The monitoring analysis module monitors an IP address and a network port of the storage server in a bypass monitoring mode, when a user operates data in the storage server or writes data into the storage server through a client or other software, the user grabs and filters the data packet through a configured filter to obtain an http/https message for operating the data in the storage server or writing the data into the storage server, then performs message analysis, requests and response parts of the http/https message are required to be analyzed, a request method, corresponding user and container information and a processing result are obtained, and information obtained after the http/https message is analyzed is stored/updated in a database. The message parsing is performed by using a swift template.
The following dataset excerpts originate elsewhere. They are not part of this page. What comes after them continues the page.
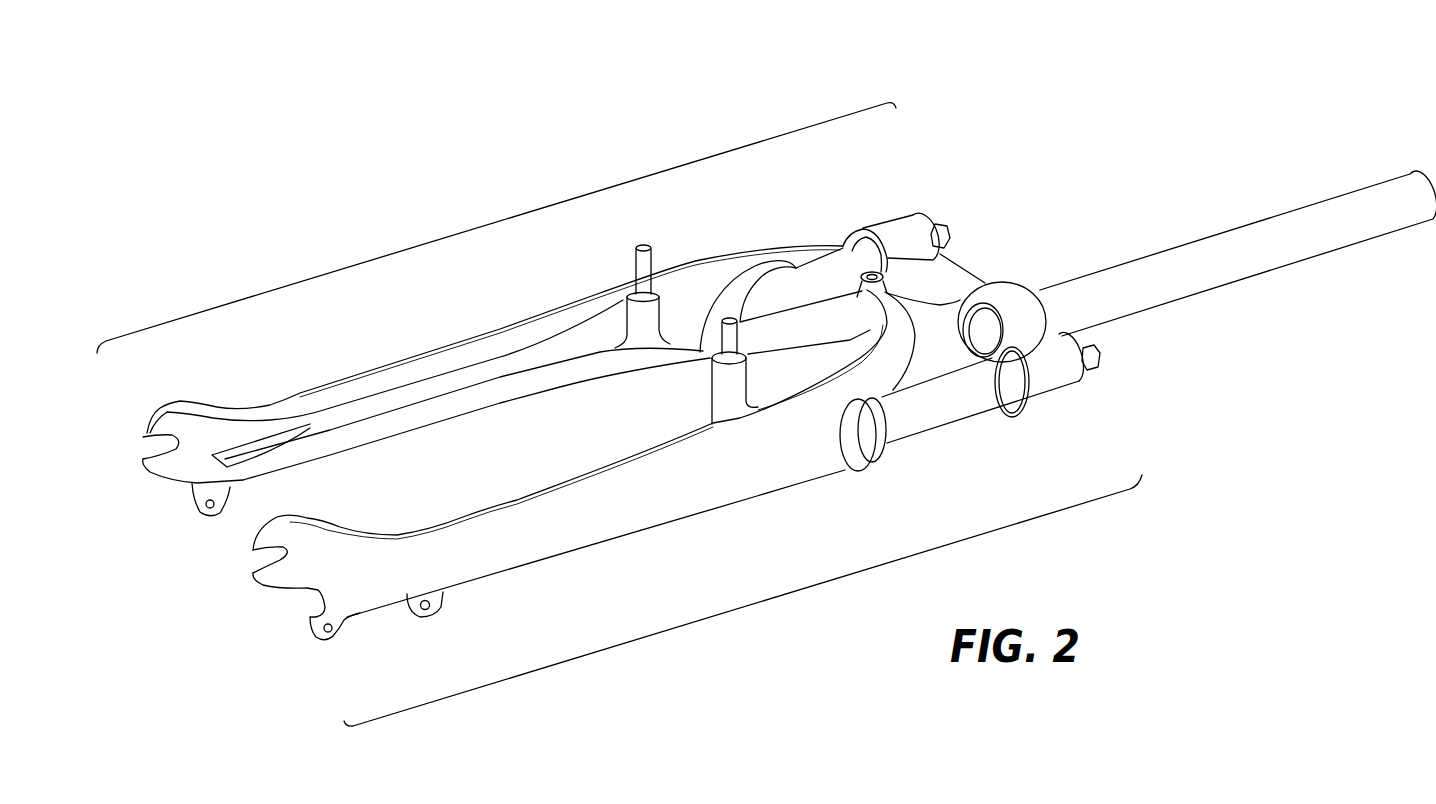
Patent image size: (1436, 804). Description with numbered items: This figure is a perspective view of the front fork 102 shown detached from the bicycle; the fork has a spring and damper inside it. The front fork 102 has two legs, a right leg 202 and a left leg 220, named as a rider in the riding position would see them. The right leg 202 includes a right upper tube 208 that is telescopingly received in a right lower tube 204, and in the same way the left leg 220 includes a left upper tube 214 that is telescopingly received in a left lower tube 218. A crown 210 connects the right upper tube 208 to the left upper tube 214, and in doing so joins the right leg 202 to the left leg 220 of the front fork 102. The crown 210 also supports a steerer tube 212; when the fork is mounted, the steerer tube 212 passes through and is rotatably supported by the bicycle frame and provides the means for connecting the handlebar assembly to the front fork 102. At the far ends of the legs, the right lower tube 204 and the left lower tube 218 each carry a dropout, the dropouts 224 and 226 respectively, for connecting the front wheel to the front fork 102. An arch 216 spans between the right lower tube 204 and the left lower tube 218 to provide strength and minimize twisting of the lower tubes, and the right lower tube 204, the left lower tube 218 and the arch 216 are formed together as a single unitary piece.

The front fork 102 is at (247, 155).
The right leg 202 is at (492, 216).
The right lower tube 204 is at (379, 367).
The right upper tube 208 is at (830, 243).
The crown 210 is at (983, 280).
The steerer tube 212 is at (1313, 200).
The left upper tube 214 is at (975, 408).
The arch 216 is at (890, 362).
The left lower tube 218 is at (563, 555).
The left leg 220 is at (744, 610).
The dropout 224 is at (152, 413).
The dropout 226 is at (260, 526).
The http/https message comprises a request line and a request header, wherein the request line comprises a request method field: the PUT/GET/HEAD/POST/DELETE/COPY, and the request header comprises a Content-Length field and a Destination field;
after analyzing to the PUT method, the user is explained to upload an object or a container to a storage server at a client, the URL field after the object or the container needs to be continuously analyzed is sequentially analyzed according to the sequence, the URL field comprises a user name (account), a container name (container) and an object name (object), if only the user name is analyzed, the container name is not analyzed later, the operation of creating an account is explained, and the continuous analysis is abandoned; if the container name and the object name are resolved, or only the container name is resolved, continuing to resolve the Content-Length field in the request header so as to acquire the object size; then grabbing a response message aiming at the request, resolving a status code from a response row, if the status code is 200-299, judging that the user uploading is successful, resolving a response head, acquiring time from a Last-Modified field in the response head as the Last object modification time, and finally storing/updating the resolved information of the user name, the container name, the object size and the Last object modification time into a database;
after resolving to the GET method, the user is required to read data from the storage server at the client, the GET method does not modify the container in the storage server at all, and the http/https message resolving is finished;
after analyzing the HEAD method, the user is explained to check metadata information corresponding to the user, the container or the object in the storage server at the client, the HEAD method does not modify the container in the storage server at all, and the http/https message analysis is ended;
after resolving to the POST method, explaining that the customer needs to create, update or modify metadata information corresponding to the user, container or object, and needs to continuously resolve the subsequent URL fields, wherein the URL fields sequentially comprise a user name, a container name and an object name, sequentially resolve according to the sequence, if only the user name, the container name, the user name and the container name are resolved, or the user name, the container name and the object name are resolved, a response message aiming at the request needs to be grabbed, a state code is resolved from a response row, if the state code is 200-299, the user creation, update or modification is judged to be successful, then a response head is resolved, the current modification time is acquired from a Date field in the response head, and finally the metadata information corresponding to the resolved user, container or object and the current modification time information are saved/updated in a database;
after resolving to the DELETE method, the client needs to DELETE the object or the container from the storage server, needs to continuously resolve the subsequent URL field, the URL field sequentially comprises a user name, a container name and an object name, sequentially resolves according to the sequence, if only the container name or the object name is resolved, or the container name and the object name are resolved, the response message aiming at the request needs to be grabbed, the state code is resolved from the response row, if the state code is 200-299, the success of deleting the object or the container by the user is judged, and finally, the information corresponding to the container name and the object name of the user is deleted from the database;
after analyzing the COPY method, explaining that a client needs to COPY an object, continuing to analyze the subsequent URL field, sequentially analyzing the URL field including a user name, a container name and an object name to the object name according to the sequence, analyzing a Destination field in a request header so as to record a target position and a name, capturing a response message aiming at the request, analyzing a status code from a response row, judging that the COPY is successful if the status code is 200-299, analyzing the response header, acquiring the current modification time from a Date field in the response header, and finally storing/updating the analyzed target position information with the URL, the source object name and the current COPY time information into a database.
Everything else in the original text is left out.